Jeux d’argent et de hasard en ligne : l’IA pourrait permettre d’identifier les joueurs à risque précocement

Une synthèse scientifique réalisée par l'Institut fédératif des addictions comportementales (IFAC).

Identification précoce jeu problématique dans casino en ligne une étude machine learning données compte des joueurs
Image sur Freepik
  1. Pourquoi avoir fait cette recherche ?

Le jeu problématique est un enjeu majeur de santé publique avec des conséquences économiques et sociales importantes. L’essor des jeux d’argent et de hasard en ligne permet de collecter des données détaillées sur le comportement des joueurs, offrant une opportunité unique pour une identification précoce des comportements de jeu à risque.

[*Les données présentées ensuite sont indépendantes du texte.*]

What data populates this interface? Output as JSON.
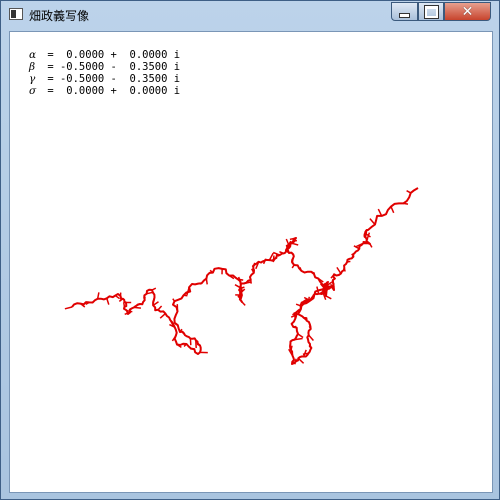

Cependant, les méthodes habituelles de détection des comportements de jeu problématique présentent plusieurs limites. Les questionnaires autorapportés sont sujets aux biais de sous-déclaration et d’autoévaluation. Le suivi du comportement de jeu (tracking) comme l’analyse des dépôts, retraits et pertes, peut aider à identifier des tendances préoccupantes, mais son interprétation est complexe et nécessite des méthodes d’analyses de données avancées ce qui en fait un outil rarement utilisé pour des détections en temps réel. Enfin, les approches basées sur des seuils fixes, comme définir un montant maximal de dépôt autorisé, manquent de flexibilité et ne tiennent pas compte des profils individuels des joueurs.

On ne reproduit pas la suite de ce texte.